A kind of Language Identification and identifying system

文档序号:1757137 发布日期:2019-11-29 浏览:16次 中文

阅读说明:本技术 一种语种识别方法及识别系统 (A kind of Language Identification and identifying system ) 是由 张劲松 于嘉威 解焱陆 于 2019-08-01 设计创作,主要内容包括:本发明提供一种语种识别方法及识别系统,能够提高语种识别系统的性能。所述方法包括:将每帧语音信号转换成发音属性特征;利用所述发音属性特征训练时延神经网络,其中,将所述发音属性特征输入时延神经网络,所述时延神经网络对输入的发音属性特征进行学习和分类,得到每种语种在发音属性特征空间中的分布,即语种模型;进行语种识别时,将待识别语音的发音属性特征输入已训练好的时延神经网络中,时延神经网络的输出结果为待识别语音和每种语种模型的相似度,其中,相似度最大的语种模型为待识别语音的语种类别。本发明涉及语音识别技术领域。(The present invention provides a kind of Language Identification and identifying system, can be improved the performance of language recognition system.The described method includes: every frame voice signal is converted into pronunciation attributive character;Utilize pronunciation attributive character training time-delay neural network, wherein, by the pronunciation attributive character input delay neural network, the time-delay neural network is learnt and is classified to the pronunciation attributive character of input, obtain distribution of the every kind of languages in pronunciation attributive character space, i.e. languages model;When carrying out languages identification, it will be in the pronunciation attributive character input of voice to be identified trained time-delay neural network, the output result of time-delay neural network is the similarity of voice to be identified and every kind of languages model, wherein the maximum languages model of similarity is the languages classification of voice to be identified.The present invention relates to technical field of voice recognition.)

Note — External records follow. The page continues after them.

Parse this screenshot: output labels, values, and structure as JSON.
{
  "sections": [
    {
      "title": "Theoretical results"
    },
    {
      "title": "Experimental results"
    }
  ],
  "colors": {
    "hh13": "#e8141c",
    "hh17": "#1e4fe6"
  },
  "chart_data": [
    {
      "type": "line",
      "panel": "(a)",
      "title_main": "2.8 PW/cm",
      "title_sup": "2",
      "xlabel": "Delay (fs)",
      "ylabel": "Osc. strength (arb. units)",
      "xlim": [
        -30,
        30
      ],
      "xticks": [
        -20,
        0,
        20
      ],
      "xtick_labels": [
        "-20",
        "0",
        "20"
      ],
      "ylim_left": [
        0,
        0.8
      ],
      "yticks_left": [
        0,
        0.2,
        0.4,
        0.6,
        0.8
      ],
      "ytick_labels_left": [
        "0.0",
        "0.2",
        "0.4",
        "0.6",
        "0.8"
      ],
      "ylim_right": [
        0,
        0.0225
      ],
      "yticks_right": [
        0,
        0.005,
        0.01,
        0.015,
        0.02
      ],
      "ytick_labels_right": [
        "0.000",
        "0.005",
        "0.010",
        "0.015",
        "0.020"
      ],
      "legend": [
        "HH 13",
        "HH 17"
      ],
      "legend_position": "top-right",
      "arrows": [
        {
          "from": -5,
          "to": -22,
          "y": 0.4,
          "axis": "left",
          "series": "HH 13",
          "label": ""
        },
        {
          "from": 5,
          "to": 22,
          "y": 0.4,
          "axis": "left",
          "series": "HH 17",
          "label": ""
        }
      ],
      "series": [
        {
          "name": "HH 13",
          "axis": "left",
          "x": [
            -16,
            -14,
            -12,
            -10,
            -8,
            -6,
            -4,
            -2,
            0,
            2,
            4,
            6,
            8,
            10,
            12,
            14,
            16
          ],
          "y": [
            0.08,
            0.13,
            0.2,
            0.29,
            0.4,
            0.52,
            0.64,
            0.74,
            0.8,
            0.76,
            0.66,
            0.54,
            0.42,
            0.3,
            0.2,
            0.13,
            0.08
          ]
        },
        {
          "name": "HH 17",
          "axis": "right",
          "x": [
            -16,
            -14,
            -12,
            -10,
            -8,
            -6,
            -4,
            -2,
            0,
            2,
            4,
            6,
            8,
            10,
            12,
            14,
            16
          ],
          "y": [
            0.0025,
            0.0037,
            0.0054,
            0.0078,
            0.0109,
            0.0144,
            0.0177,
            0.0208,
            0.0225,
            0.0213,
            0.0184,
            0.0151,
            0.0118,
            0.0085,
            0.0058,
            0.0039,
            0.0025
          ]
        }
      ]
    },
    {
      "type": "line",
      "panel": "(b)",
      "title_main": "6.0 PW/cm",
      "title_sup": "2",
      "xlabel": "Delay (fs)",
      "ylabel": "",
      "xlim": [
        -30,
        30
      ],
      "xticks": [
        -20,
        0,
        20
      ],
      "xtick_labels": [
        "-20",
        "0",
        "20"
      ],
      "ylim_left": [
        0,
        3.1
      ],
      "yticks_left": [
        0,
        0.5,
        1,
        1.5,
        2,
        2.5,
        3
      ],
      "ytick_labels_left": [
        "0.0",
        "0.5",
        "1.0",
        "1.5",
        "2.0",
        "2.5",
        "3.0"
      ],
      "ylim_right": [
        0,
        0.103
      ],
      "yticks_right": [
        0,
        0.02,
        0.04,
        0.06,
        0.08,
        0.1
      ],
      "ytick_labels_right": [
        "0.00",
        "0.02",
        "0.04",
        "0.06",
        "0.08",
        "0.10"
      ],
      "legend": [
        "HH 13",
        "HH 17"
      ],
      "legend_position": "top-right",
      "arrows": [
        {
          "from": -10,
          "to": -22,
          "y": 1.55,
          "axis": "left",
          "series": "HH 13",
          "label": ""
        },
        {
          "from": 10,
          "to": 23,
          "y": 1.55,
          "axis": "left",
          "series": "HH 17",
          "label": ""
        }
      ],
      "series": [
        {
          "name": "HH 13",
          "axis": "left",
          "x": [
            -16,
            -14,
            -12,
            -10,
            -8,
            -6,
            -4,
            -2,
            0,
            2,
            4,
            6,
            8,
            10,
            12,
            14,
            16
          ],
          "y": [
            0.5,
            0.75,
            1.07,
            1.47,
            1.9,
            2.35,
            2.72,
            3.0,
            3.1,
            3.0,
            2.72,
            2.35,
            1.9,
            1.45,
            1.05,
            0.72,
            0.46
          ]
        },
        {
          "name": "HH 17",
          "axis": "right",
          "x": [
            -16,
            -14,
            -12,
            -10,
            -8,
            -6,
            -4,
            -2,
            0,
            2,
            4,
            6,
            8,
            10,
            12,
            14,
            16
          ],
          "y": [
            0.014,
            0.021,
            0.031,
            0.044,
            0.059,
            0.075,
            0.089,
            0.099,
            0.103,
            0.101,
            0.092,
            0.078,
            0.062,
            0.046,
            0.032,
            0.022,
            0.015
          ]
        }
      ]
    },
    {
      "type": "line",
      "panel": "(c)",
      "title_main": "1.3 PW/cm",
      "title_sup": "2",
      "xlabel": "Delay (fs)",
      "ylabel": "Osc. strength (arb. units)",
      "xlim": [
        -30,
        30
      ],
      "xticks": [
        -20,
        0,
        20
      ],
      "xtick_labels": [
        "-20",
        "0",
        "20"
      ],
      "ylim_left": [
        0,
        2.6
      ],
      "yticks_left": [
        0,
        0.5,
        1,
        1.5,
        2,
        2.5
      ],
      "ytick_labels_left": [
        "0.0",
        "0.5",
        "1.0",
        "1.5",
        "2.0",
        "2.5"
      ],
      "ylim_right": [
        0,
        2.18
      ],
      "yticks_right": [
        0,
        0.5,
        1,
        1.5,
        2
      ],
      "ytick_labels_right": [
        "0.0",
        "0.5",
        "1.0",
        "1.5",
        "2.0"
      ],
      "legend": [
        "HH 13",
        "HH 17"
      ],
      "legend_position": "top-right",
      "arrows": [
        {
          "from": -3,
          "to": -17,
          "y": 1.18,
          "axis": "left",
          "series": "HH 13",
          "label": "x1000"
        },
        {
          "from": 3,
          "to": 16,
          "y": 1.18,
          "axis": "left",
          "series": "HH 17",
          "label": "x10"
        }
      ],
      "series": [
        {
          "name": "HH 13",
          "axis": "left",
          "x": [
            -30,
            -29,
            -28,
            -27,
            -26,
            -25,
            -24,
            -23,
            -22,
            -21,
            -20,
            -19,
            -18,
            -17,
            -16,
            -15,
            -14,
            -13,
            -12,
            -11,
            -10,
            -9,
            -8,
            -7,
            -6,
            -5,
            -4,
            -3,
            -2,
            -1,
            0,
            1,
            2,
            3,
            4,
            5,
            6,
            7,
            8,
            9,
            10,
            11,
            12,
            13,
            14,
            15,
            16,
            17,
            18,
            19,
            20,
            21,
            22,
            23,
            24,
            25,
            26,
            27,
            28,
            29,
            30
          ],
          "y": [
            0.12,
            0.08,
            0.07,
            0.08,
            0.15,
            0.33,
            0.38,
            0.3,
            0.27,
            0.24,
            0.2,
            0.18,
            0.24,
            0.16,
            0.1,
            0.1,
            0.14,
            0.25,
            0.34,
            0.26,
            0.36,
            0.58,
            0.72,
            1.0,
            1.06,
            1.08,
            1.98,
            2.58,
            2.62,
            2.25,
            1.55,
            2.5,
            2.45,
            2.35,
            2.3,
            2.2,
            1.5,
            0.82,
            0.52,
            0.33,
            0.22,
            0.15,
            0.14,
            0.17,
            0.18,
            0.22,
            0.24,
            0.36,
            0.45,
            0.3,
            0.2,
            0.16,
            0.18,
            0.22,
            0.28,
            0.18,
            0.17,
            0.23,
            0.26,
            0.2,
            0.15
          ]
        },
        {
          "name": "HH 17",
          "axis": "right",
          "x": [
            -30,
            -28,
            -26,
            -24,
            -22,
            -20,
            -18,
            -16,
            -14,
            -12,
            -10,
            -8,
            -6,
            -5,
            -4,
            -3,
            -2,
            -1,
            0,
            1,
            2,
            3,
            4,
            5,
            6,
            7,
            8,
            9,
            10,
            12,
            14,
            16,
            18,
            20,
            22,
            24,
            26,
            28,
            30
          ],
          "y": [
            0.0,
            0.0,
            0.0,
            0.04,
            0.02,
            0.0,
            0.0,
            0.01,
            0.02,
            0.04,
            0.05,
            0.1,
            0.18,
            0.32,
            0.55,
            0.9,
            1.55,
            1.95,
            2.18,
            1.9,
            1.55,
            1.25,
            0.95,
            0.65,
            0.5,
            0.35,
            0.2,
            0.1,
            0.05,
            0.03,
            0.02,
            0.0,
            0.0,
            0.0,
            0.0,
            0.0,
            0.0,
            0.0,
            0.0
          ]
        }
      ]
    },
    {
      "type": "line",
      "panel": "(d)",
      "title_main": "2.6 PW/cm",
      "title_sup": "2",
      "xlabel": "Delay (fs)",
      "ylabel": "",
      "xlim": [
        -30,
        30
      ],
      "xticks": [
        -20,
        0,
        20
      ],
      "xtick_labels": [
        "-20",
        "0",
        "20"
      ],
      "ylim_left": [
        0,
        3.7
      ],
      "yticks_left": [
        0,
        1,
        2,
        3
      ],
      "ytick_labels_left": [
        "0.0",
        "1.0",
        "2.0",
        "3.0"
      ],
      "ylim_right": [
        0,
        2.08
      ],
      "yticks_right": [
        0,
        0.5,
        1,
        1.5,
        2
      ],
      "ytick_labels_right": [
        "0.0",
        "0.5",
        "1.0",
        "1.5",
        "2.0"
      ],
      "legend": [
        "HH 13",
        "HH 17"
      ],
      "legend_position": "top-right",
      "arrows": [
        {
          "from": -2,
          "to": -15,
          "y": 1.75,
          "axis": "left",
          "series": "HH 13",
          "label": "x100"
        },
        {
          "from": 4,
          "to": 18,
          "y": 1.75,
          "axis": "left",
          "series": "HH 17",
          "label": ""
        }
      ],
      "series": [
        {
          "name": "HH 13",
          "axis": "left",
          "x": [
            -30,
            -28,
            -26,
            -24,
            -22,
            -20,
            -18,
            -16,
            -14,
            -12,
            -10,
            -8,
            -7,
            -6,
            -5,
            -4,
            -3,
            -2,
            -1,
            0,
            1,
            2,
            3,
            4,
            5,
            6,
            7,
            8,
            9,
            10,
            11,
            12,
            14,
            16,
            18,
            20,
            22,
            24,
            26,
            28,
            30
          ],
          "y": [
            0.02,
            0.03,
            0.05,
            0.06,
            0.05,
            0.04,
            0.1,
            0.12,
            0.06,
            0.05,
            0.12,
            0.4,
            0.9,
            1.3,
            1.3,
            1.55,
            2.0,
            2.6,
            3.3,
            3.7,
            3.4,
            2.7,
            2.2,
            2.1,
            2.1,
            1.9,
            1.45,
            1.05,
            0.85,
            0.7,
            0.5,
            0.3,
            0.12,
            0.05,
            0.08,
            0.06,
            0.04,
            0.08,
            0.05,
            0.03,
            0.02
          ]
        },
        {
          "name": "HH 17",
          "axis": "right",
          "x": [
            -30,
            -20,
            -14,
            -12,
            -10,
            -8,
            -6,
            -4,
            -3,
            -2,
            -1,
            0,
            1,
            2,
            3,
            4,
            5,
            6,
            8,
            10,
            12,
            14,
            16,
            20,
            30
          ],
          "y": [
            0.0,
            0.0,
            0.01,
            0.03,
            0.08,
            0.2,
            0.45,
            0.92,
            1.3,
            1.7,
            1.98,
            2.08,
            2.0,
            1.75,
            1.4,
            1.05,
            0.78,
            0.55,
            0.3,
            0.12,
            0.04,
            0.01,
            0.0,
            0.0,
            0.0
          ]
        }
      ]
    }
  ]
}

1. a kind of Language Identification characterized by comprising

Every frame voice signal is converted into pronunciation attributive character;

Utilize pronunciation attributive character training time-delay neural network, wherein by the pronunciation attributive character input delay nerve Network, the time-delay neural network are learnt and are classified to the pronunciation attributive character of input, are obtained every kind of languages and are belonged in pronunciation Distribution in property feature space, i.e. languages model;

When carrying out languages identification, the pronunciation attributive character of voice to be identified is inputted in trained time-delay neural network, when The output result of time-delay neural network is the similarity of voice to be identified and every kind of languages model, wherein the maximum languages of similarity Model is the languages classification of voice to be identified.

2. Language Identification according to claim 1, which is characterized in that belong to every frame voice signal is converted into pronunciation Before property feature, the method also includes:

Determine the pronunciation attribute extractor of the attribute that pronounces for identification based on frame level characteristics.

3. Language Identification according to claim 2, which is characterized in that the determination is used for based on frame level characteristics Identification pronunciation attribute pronunciation attribute extractor include:

According to the mapping relations between preset phoneme and pronunciation attribute, the training corpus based on phoneme is converted into pronunciation attribute Label, obtain the training set of characteristic extracting module;

Utilize the training set training characteristic extracting module;

Wherein, the characteristic extracting module includes M pronunciation attribute extractor, and each pronunciation attribute extractor corresponds to a kind of pronunciation Attribute, every kind of pronunciation attribute includes: several Attribute class;After every frame voice signal passes through each pronunciation attribute extractor, obtain One posterior probability with indicate belonging to the frame voice signal pronounce attribute classification, the M kind of the frame voice signal is different The posterior probability of the different Attribute class of the total Q class of pronunciation attribute is arranged, and obtains pronunciation attributive character, wherein Q indicates M kind The number for the Attribute class that pronunciation attribute includes.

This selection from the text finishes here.